The 1992 Fendi fashion look and ad campaign was actually inspired by African colors and imagery (see below the gorgeous photos by Karl Lagerfeld), but Asja, the perfume Fendi released that year, had an Asian theme. The gorgeous bottle you see above came in a red packaging, reminiscent of Japanese lacquered boxes. The fragrance is an oriental, spiced and honeyed, that truly represents the transition from the loud eighties to the yummy school of thought that dominated part of the 90s (the part that wasn't busy pretending perfume is a bad and offensive thing that should only be tolerated if it pretends to smell like a cucumber).
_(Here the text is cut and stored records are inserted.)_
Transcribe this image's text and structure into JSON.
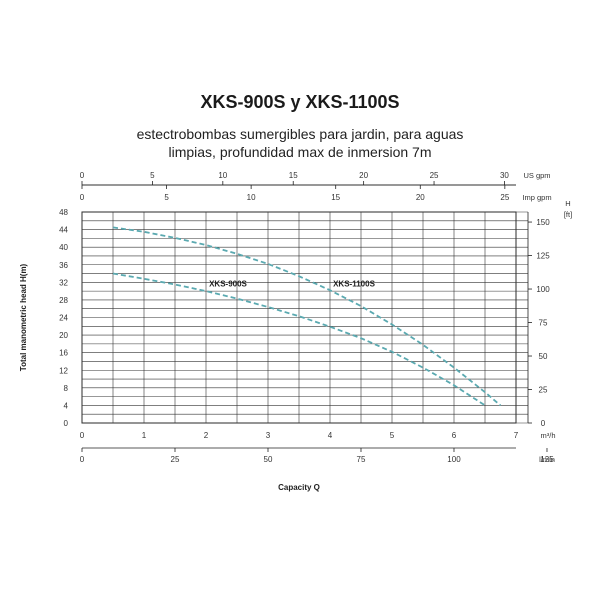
{
  "chart_data": {
    "type": "line",
    "title": "XKS-900S y XKS-1100S",
    "subtitle_line1": "estectrobombas sumergibles para jardin, para aguas",
    "subtitle_line2": "limpias, profundidad max de inmersion 7m",
    "xlabel": "Capacity Q",
    "ylabel": "Total manometric head H(m)",
    "xlim": [
      0,
      7
    ],
    "ylim": [
      0,
      48
    ],
    "grid": true,
    "x_ticks": [
      "0",
      "1",
      "2",
      "3",
      "4",
      "5",
      "6",
      "7"
    ],
    "x_unit": "m³/h",
    "y_ticks": [
      "0",
      "4",
      "8",
      "12",
      "16",
      "20",
      "24",
      "28",
      "32",
      "36",
      "40",
      "44",
      "48"
    ],
    "top_axis_usgpm": {
      "unit": "US  gpm",
      "ticks": [
        "0",
        "5",
        "10",
        "15",
        "20",
        "25",
        "30"
      ],
      "max_value": 30.82
    },
    "top_axis_impgpm": {
      "unit": "Imp  gpm",
      "ticks": [
        "0",
        "5",
        "10",
        "15",
        "20",
        "25"
      ],
      "max_value": 25.66
    },
    "bottom_axis_lmin": {
      "unit": "l/min",
      "ticks": [
        "0",
        "25",
        "50",
        "75",
        "100",
        "125"
      ],
      "max_value": 116.67
    },
    "right_axis_ft": {
      "unit_top": "H",
      "unit_bottom": "[ft]",
      "ticks": [
        "0",
        "25",
        "50",
        "75",
        "100",
        "125",
        "150"
      ],
      "max_value": 157.5
    },
    "series": [
      {
        "name": "XKS-900S",
        "color": "#5aa9b0",
        "x": [
          0.5,
          1.0,
          1.5,
          2.0,
          2.5,
          3.0,
          3.5,
          4.0,
          4.5,
          5.0,
          5.5,
          6.0,
          6.5
        ],
        "y": [
          34.0,
          32.8,
          31.5,
          30.0,
          28.3,
          26.4,
          24.3,
          21.9,
          19.3,
          16.2,
          12.6,
          8.6,
          4.0
        ]
      },
      {
        "name": "XKS-1100S",
        "color": "#5aa9b0",
        "x": [
          0.5,
          1.0,
          1.5,
          2.0,
          2.5,
          3.0,
          3.5,
          4.0,
          4.5,
          5.0,
          5.5,
          6.0,
          6.5,
          6.75
        ],
        "y": [
          44.5,
          43.5,
          42.1,
          40.5,
          38.5,
          36.2,
          33.4,
          30.2,
          26.6,
          22.4,
          17.8,
          12.6,
          7.0,
          4.0
        ]
      }
    ]
  }
}
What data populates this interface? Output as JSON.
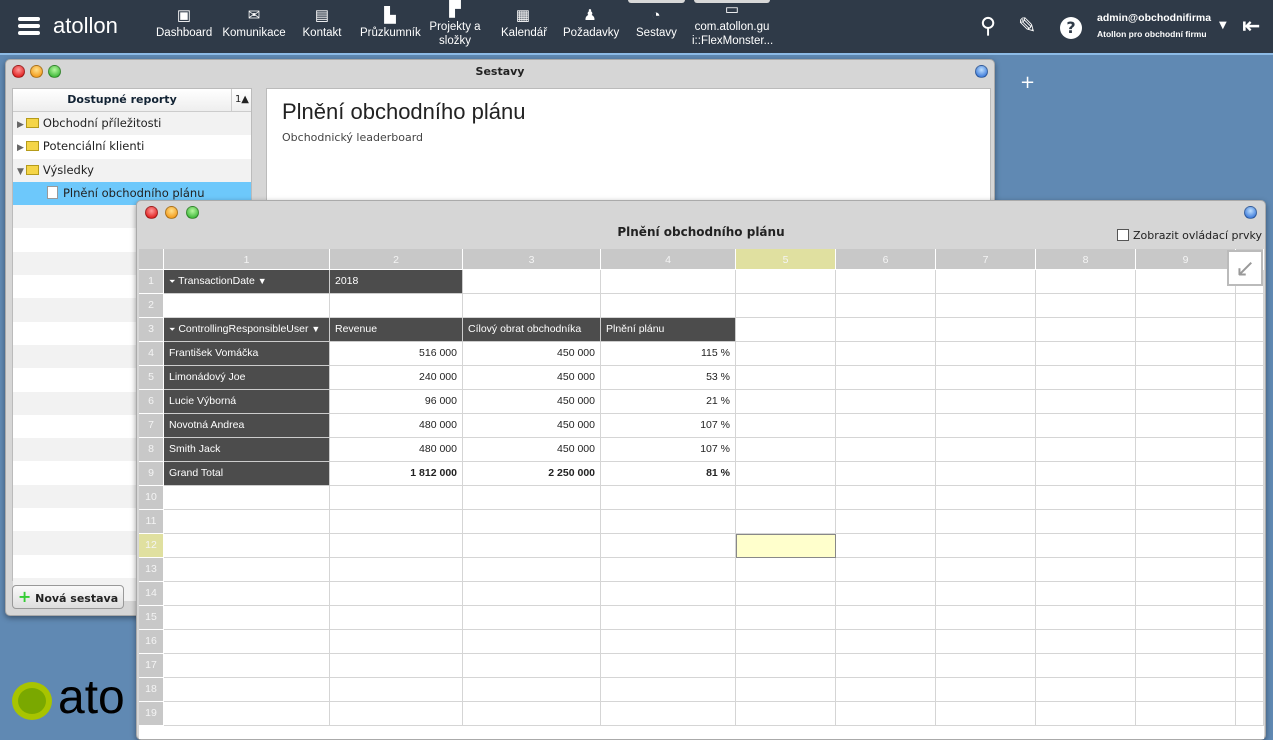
{
  "topbar": {
    "logo": "atollon",
    "nav": [
      {
        "label": "Dashboard",
        "icon": "dashboard-icon"
      },
      {
        "label": "Komunikace",
        "icon": "envelope-icon"
      },
      {
        "label": "Kontakt",
        "icon": "contact-book-icon"
      },
      {
        "label": "Průzkumník",
        "icon": "explorer-icon"
      },
      {
        "label": "Projekty a složky",
        "icon": "project-folder-icon"
      },
      {
        "label": "Kalendář",
        "icon": "calendar-icon"
      },
      {
        "label": "Požadavky",
        "icon": "requests-icon"
      },
      {
        "label": "Sestavy",
        "icon": "pie-chart-icon"
      },
      {
        "label": "com.atollon.gu i::FlexMonster...",
        "icon": "window-icon"
      }
    ],
    "user": {
      "email": "admin@obchodnifirma",
      "company": "Atollon pro obchodní firmu"
    }
  },
  "desktop": {
    "add_label": "+",
    "logo": "ato"
  },
  "back_window": {
    "title": "Sestavy",
    "tree_header": "Dostupné reporty",
    "sort_label": "1▲",
    "tree": [
      {
        "label": "Obchodní příležitosti",
        "type": "folder",
        "state": "collapsed"
      },
      {
        "label": "Potenciální klienti",
        "type": "folder",
        "state": "collapsed"
      },
      {
        "label": "Výsledky",
        "type": "folder",
        "state": "expanded"
      },
      {
        "label": "Plnění obchodního plánu",
        "type": "report",
        "selected": true
      }
    ],
    "report_title": "Plnění obchodního plánu",
    "report_subtitle": "Obchodnický leaderboard",
    "new_button": "Nová sestava"
  },
  "front_window": {
    "title": "Plnění obchodního plánu",
    "show_controls": "Zobrazit ovládací prvky",
    "show_controls_checked": false,
    "columns": [
      "1",
      "2",
      "3",
      "4",
      "5",
      "6",
      "7",
      "8",
      "9",
      ""
    ],
    "selected_cell": {
      "row": 12,
      "col": 5
    },
    "rows": [
      [
        "TransactionDate",
        "2018"
      ],
      [],
      [
        "ControllingResponsibleUser",
        "Revenue",
        "Cílový obrat obchodníka",
        "Plnění plánu"
      ],
      [
        "František Vomáčka",
        "516 000",
        "450 000",
        "115 %"
      ],
      [
        "Limonádový Joe",
        "240 000",
        "450 000",
        "53 %"
      ],
      [
        "Lucie Výborná",
        "96 000",
        "450 000",
        "21 %"
      ],
      [
        "Novotná  Andrea",
        "480 000",
        "450 000",
        "107 %"
      ],
      [
        "Smith  Jack",
        "480 000",
        "450 000",
        "107 %"
      ],
      [
        "Grand Total",
        "1 812 000",
        "2 250 000",
        "81 %"
      ],
      [],
      [],
      [],
      [],
      [],
      [],
      [],
      [],
      [],
      []
    ]
  }
}
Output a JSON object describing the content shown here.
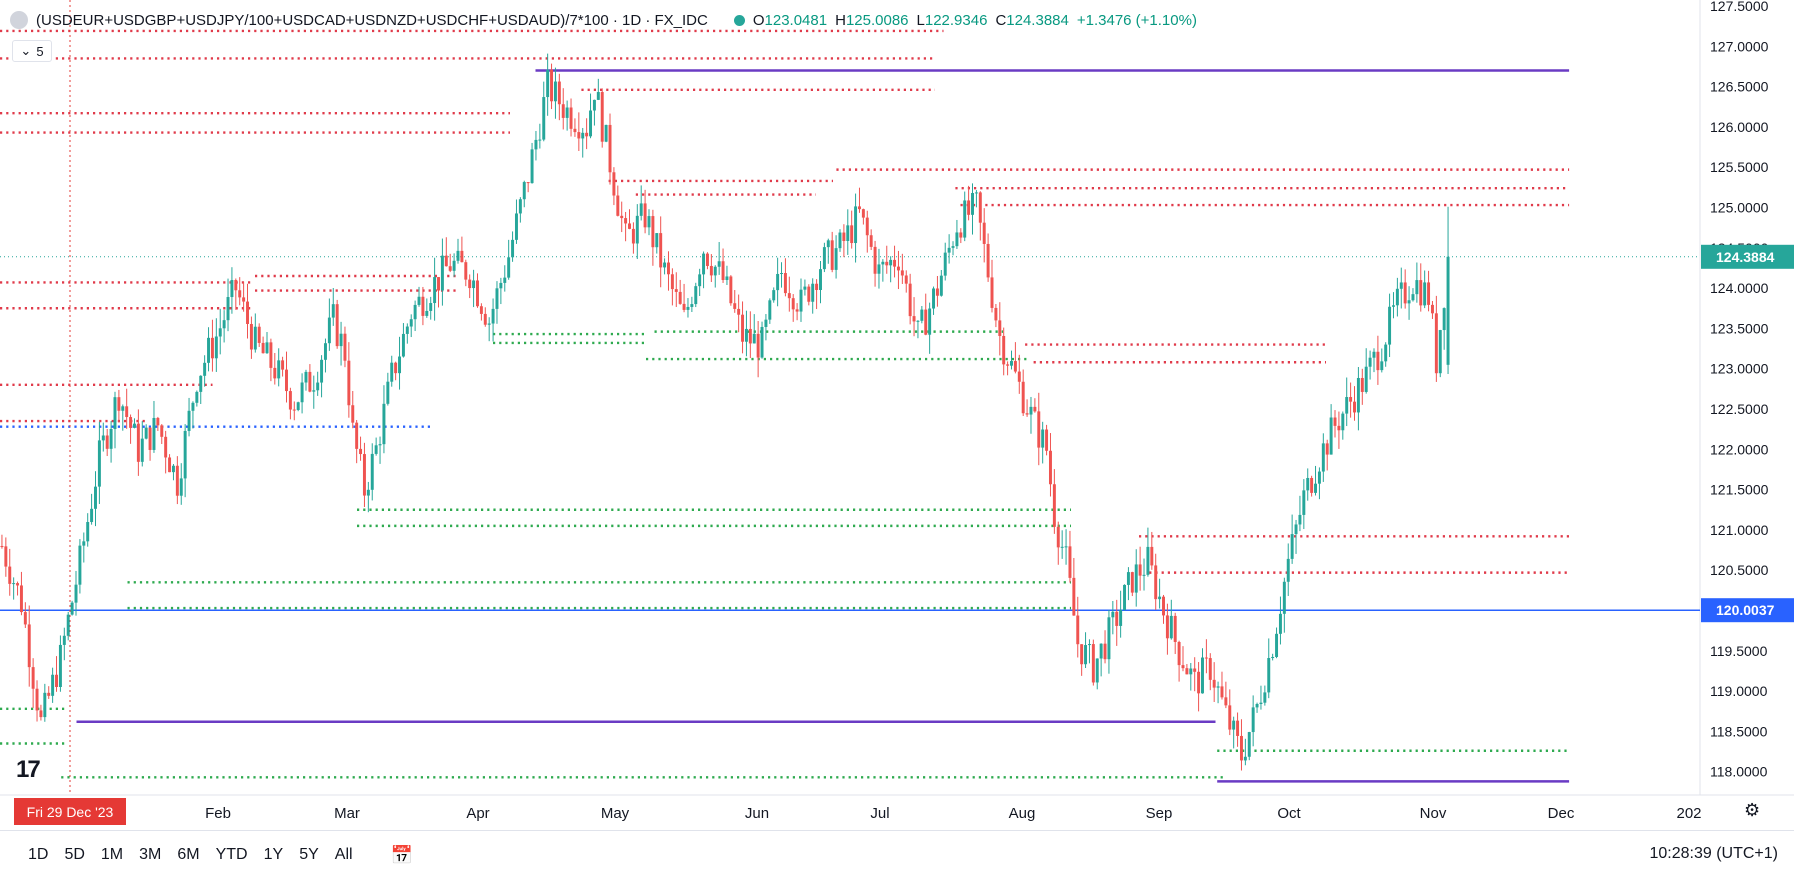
{
  "header": {
    "symbol": "(USDEUR+USDGBP+USDJPY/100+USDCAD+USDNZD+USDCHF+USDAUD)/7*100 · 1D · FX_IDC",
    "ohlc": [
      {
        "k": "O",
        "v": "123.0481"
      },
      {
        "k": "H",
        "v": "125.0086"
      },
      {
        "k": "L",
        "v": "122.9346"
      },
      {
        "k": "C",
        "v": "124.3884"
      }
    ],
    "change": "+1.3476 (+1.10%)",
    "collapse_count": "5"
  },
  "colors": {
    "up": "#26a69a",
    "down": "#ef5350",
    "resistance": "#e03a4a",
    "support": "#2eaa4f",
    "purple": "#6a3bc4",
    "blue": "#2962ff",
    "crosshair": "#e53935"
  },
  "chart_data": {
    "type": "candlestick",
    "ylim": [
      117.75,
      127.55
    ],
    "yticks": [
      "127.5000",
      "127.0000",
      "126.5000",
      "126.0000",
      "125.5000",
      "125.0000",
      "124.5000",
      "124.0000",
      "123.5000",
      "123.0000",
      "122.5000",
      "122.0000",
      "121.5000",
      "121.0000",
      "120.5000",
      "120.0000",
      "119.5000",
      "119.0000",
      "118.5000",
      "118.0000"
    ],
    "x_labels": [
      "Feb",
      "Mar",
      "Apr",
      "May",
      "Jun",
      "Jul",
      "Aug",
      "Sep",
      "Oct",
      "Nov",
      "Dec",
      "202"
    ],
    "crosshair_date": "Fri 29 Dec '23",
    "last_price": "124.3884",
    "hline_label": "120.0037",
    "price_path": [
      [
        0,
        120.8
      ],
      [
        5,
        120.1
      ],
      [
        10,
        118.6
      ],
      [
        15,
        119.4
      ],
      [
        20,
        120.6
      ],
      [
        25,
        121.9
      ],
      [
        30,
        122.7
      ],
      [
        35,
        122.0
      ],
      [
        40,
        122.3
      ],
      [
        45,
        121.6
      ],
      [
        50,
        122.9
      ],
      [
        55,
        123.4
      ],
      [
        60,
        124.0
      ],
      [
        65,
        123.3
      ],
      [
        70,
        123.0
      ],
      [
        75,
        122.6
      ],
      [
        80,
        122.9
      ],
      [
        85,
        123.6
      ],
      [
        88,
        123.2
      ],
      [
        90,
        122.2
      ],
      [
        93,
        121.5
      ],
      [
        96,
        122.0
      ],
      [
        100,
        122.9
      ],
      [
        105,
        123.7
      ],
      [
        110,
        124.0
      ],
      [
        115,
        124.3
      ],
      [
        120,
        124.2
      ],
      [
        125,
        123.6
      ],
      [
        130,
        124.4
      ],
      [
        135,
        125.4
      ],
      [
        140,
        126.5
      ],
      [
        145,
        126.2
      ],
      [
        150,
        126.0
      ],
      [
        152,
        126.5
      ],
      [
        155,
        125.8
      ],
      [
        160,
        124.6
      ],
      [
        165,
        124.9
      ],
      [
        170,
        124.2
      ],
      [
        175,
        123.6
      ],
      [
        180,
        124.5
      ],
      [
        185,
        124.1
      ],
      [
        190,
        123.4
      ],
      [
        195,
        123.3
      ],
      [
        200,
        124.2
      ],
      [
        205,
        123.8
      ],
      [
        210,
        124.3
      ],
      [
        215,
        124.5
      ],
      [
        220,
        124.9
      ],
      [
        225,
        124.2
      ],
      [
        230,
        124.4
      ],
      [
        235,
        123.4
      ],
      [
        240,
        124.0
      ],
      [
        245,
        124.8
      ],
      [
        250,
        125.0
      ],
      [
        253,
        124.2
      ],
      [
        256,
        123.4
      ],
      [
        260,
        122.9
      ],
      [
        265,
        122.3
      ],
      [
        268,
        122.0
      ],
      [
        270,
        121.2
      ],
      [
        273,
        120.6
      ],
      [
        276,
        119.6
      ],
      [
        280,
        119.3
      ],
      [
        285,
        119.8
      ],
      [
        290,
        120.4
      ],
      [
        294,
        120.6
      ],
      [
        298,
        120.0
      ],
      [
        302,
        119.5
      ],
      [
        306,
        119.1
      ],
      [
        310,
        119.3
      ],
      [
        314,
        118.7
      ],
      [
        318,
        118.2
      ],
      [
        322,
        118.8
      ],
      [
        326,
        119.6
      ],
      [
        330,
        120.6
      ],
      [
        334,
        121.4
      ],
      [
        338,
        121.9
      ],
      [
        342,
        122.3
      ],
      [
        346,
        122.6
      ],
      [
        350,
        122.9
      ],
      [
        354,
        123.3
      ],
      [
        358,
        123.8
      ],
      [
        362,
        124.1
      ],
      [
        366,
        123.9
      ],
      [
        368,
        123.1
      ],
      [
        371,
        124.39
      ]
    ],
    "levels_res": [
      {
        "y": 127.19,
        "x1": 0,
        "x2": 0.555
      },
      {
        "y": 126.85,
        "x1": 0,
        "x2": 0.55
      },
      {
        "y": 126.46,
        "x1": 0.342,
        "x2": 0.55
      },
      {
        "y": 126.17,
        "x1": 0,
        "x2": 0.3
      },
      {
        "y": 125.93,
        "x1": 0,
        "x2": 0.3
      },
      {
        "y": 125.47,
        "x1": 0.492,
        "x2": 0.923
      },
      {
        "y": 125.33,
        "x1": 0.358,
        "x2": 0.49
      },
      {
        "y": 125.24,
        "x1": 0.562,
        "x2": 0.923
      },
      {
        "y": 125.16,
        "x1": 0.374,
        "x2": 0.48
      },
      {
        "y": 125.03,
        "x1": 0.565,
        "x2": 0.923
      },
      {
        "y": 124.15,
        "x1": 0.15,
        "x2": 0.27
      },
      {
        "y": 124.07,
        "x1": 0,
        "x2": 0.148
      },
      {
        "y": 123.97,
        "x1": 0.15,
        "x2": 0.27
      },
      {
        "y": 123.75,
        "x1": 0,
        "x2": 0.148
      },
      {
        "y": 123.3,
        "x1": 0.603,
        "x2": 0.78
      },
      {
        "y": 123.08,
        "x1": 0.608,
        "x2": 0.78
      },
      {
        "y": 122.8,
        "x1": 0,
        "x2": 0.125
      },
      {
        "y": 122.35,
        "x1": 0,
        "x2": 0.087
      },
      {
        "y": 120.92,
        "x1": 0.67,
        "x2": 0.923
      },
      {
        "y": 120.47,
        "x1": 0.676,
        "x2": 0.923
      }
    ],
    "levels_sup": [
      {
        "y": 123.43,
        "x1": 0.29,
        "x2": 0.38
      },
      {
        "y": 123.32,
        "x1": 0.29,
        "x2": 0.38
      },
      {
        "y": 123.46,
        "x1": 0.385,
        "x2": 0.59
      },
      {
        "y": 123.12,
        "x1": 0.38,
        "x2": 0.605
      },
      {
        "y": 121.25,
        "x1": 0.21,
        "x2": 0.63
      },
      {
        "y": 121.05,
        "x1": 0.21,
        "x2": 0.63
      },
      {
        "y": 120.35,
        "x1": 0.075,
        "x2": 0.63
      },
      {
        "y": 120.03,
        "x1": 0.075,
        "x2": 0.63
      },
      {
        "y": 118.78,
        "x1": 0,
        "x2": 0.04
      },
      {
        "y": 118.35,
        "x1": 0,
        "x2": 0.04
      },
      {
        "y": 118.26,
        "x1": 0.716,
        "x2": 0.923
      },
      {
        "y": 117.93,
        "x1": 0.036,
        "x2": 0.72
      }
    ],
    "levels_solid": [
      {
        "y": 126.7,
        "x1": 0.315,
        "x2": 0.923,
        "color": "purple"
      },
      {
        "y": 118.62,
        "x1": 0.045,
        "x2": 0.715,
        "color": "purple"
      },
      {
        "y": 117.88,
        "x1": 0.716,
        "x2": 0.923,
        "color": "purple"
      },
      {
        "y": 120.0037,
        "x1": 0,
        "x2": 1,
        "color": "blue"
      },
      {
        "y": 122.28,
        "x1": 0,
        "x2": 0.253,
        "color": "blue",
        "dotted": true
      }
    ]
  },
  "ranges": [
    "1D",
    "5D",
    "1M",
    "3M",
    "6M",
    "YTD",
    "1Y",
    "5Y",
    "All"
  ],
  "time": "10:28:39 (UTC+1)"
}
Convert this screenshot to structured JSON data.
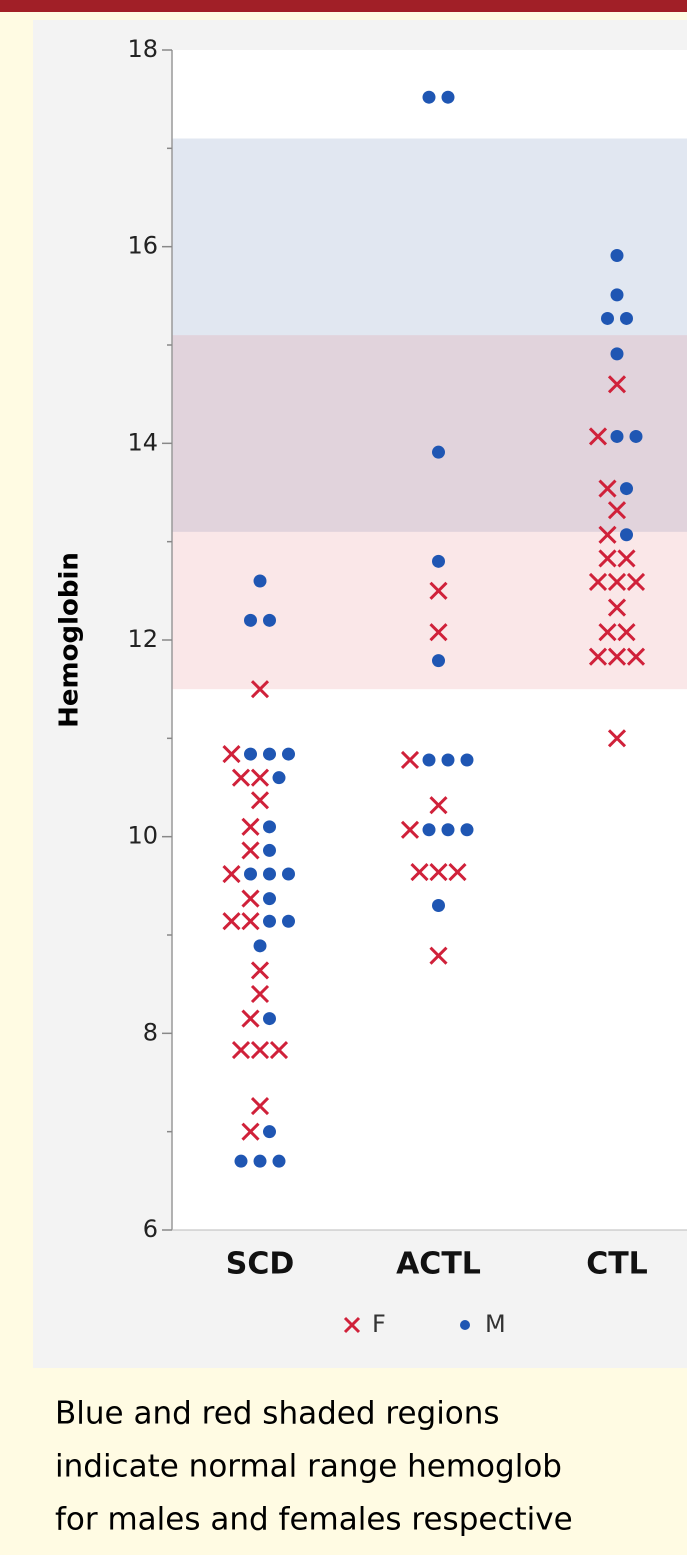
{
  "chart_data": {
    "type": "dotplot",
    "y_label": "Hemoglobin",
    "categories": [
      "SCD",
      "ACTL",
      "CTL"
    ],
    "ylim": [
      6,
      18
    ],
    "yticks": [
      6,
      8,
      10,
      12,
      14,
      16,
      18
    ],
    "yminorticks": [
      7,
      9,
      11,
      13,
      15,
      17
    ],
    "bands": [
      {
        "ylim": [
          13.1,
          17.1
        ],
        "color": "rgba(170,185,215,0.35)"
      },
      {
        "ylim": [
          11.5,
          15.1
        ],
        "color": "rgba(225,120,130,0.18)"
      }
    ],
    "series": [
      {
        "name": "F",
        "color": "#d0213a",
        "marker": "x",
        "x": [
          "SCD",
          "SCD",
          "SCD",
          "SCD",
          "SCD",
          "SCD",
          "SCD",
          "SCD",
          "SCD",
          "SCD",
          "SCD",
          "SCD",
          "SCD",
          "SCD",
          "SCD",
          "SCD",
          "SCD",
          "SCD",
          "SCD",
          "ACTL",
          "ACTL",
          "ACTL",
          "ACTL",
          "ACTL",
          "ACTL",
          "ACTL",
          "ACTL",
          "ACTL",
          "CTL",
          "CTL",
          "CTL",
          "CTL",
          "CTL",
          "CTL",
          "CTL",
          "CTL",
          "CTL",
          "CTL",
          "CTL",
          "CTL",
          "CTL",
          "CTL",
          "CTL",
          "CTL",
          "CTL"
        ],
        "values": [
          11.5,
          10.84,
          10.6,
          10.6,
          10.37,
          10.1,
          9.86,
          9.62,
          9.37,
          9.14,
          9.14,
          8.64,
          8.4,
          8.15,
          7.83,
          7.83,
          7.83,
          7.26,
          7.0,
          12.5,
          12.08,
          10.78,
          10.32,
          10.07,
          9.64,
          9.64,
          9.64,
          8.79,
          14.6,
          14.07,
          13.54,
          13.32,
          13.07,
          12.83,
          12.83,
          12.59,
          12.59,
          12.59,
          12.33,
          12.08,
          12.08,
          11.83,
          11.83,
          11.83,
          11.0
        ]
      },
      {
        "name": "M",
        "color": "#1f56b3",
        "marker": "dot",
        "x": [
          "SCD",
          "SCD",
          "SCD",
          "SCD",
          "SCD",
          "SCD",
          "SCD",
          "SCD",
          "SCD",
          "SCD",
          "SCD",
          "SCD",
          "SCD",
          "SCD",
          "SCD",
          "SCD",
          "SCD",
          "SCD",
          "SCD",
          "SCD",
          "SCD",
          "ACTL",
          "ACTL",
          "ACTL",
          "ACTL",
          "ACTL",
          "ACTL",
          "ACTL",
          "ACTL",
          "ACTL",
          "ACTL",
          "ACTL",
          "ACTL",
          "CTL",
          "CTL",
          "CTL",
          "CTL",
          "CTL",
          "CTL",
          "CTL",
          "CTL",
          "CTL"
        ],
        "values": [
          12.6,
          12.2,
          12.2,
          10.84,
          10.84,
          10.84,
          10.6,
          10.1,
          9.86,
          9.62,
          9.62,
          9.62,
          9.37,
          9.14,
          9.14,
          8.89,
          8.15,
          7.0,
          6.7,
          6.7,
          6.7,
          17.52,
          17.52,
          13.91,
          12.8,
          11.79,
          10.78,
          10.78,
          10.78,
          10.07,
          10.07,
          10.07,
          9.3,
          15.91,
          15.51,
          15.27,
          15.27,
          14.91,
          14.07,
          14.07,
          13.54,
          13.07
        ]
      }
    ]
  },
  "caption": [
    "Blue and red shaded regions",
    "indicate normal range hemoglob",
    "for males and females respective"
  ]
}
Back in 1992 I wasn't all that fond of Asja. I used to be far less tolerant of fruity notes, and Asja has them in abundance. I remember thinking it smelled like a baked apple basted in a marinade made of equal parts of Opium and Poison. I only rediscovered it in recent years, long after Fendi discontinued Asja (in the early 2000s), and I've been kicking myself ever since.
Asja opens pulpy and fruity. Yes, I can still smell that stewed and baked apple and all its friends (plum and apricot). It's reminiscent of the way I bake my apples, with a large dollop of berry preserve stuffed into the empty core. But today I can appreciate the richness and the honeyed quality that comes with that, the clove, peppery carnation, and cinnamon stick that waft above. The imaginary baking process produces a very gentle smokiness that adds depth to the ambery base. Other fans of Asja place it alongside other grand dames such as Coco and Cinnabar (along with the more obvious Opium). I'll also add a family resemblance to Venezia by Laura Biagiotti (original version). In any case, it's one of those lush and plush perfumes that are not afraid to be fabulous and go well with a vintage silk scarf.
Notes: bergamot, peach, apricot, raspberry, lily of the valley, orris, cinnamon, carnation, rose, orchid honey, vanilla, benzoin, styrax, sandalwood, cedar, amber, musk.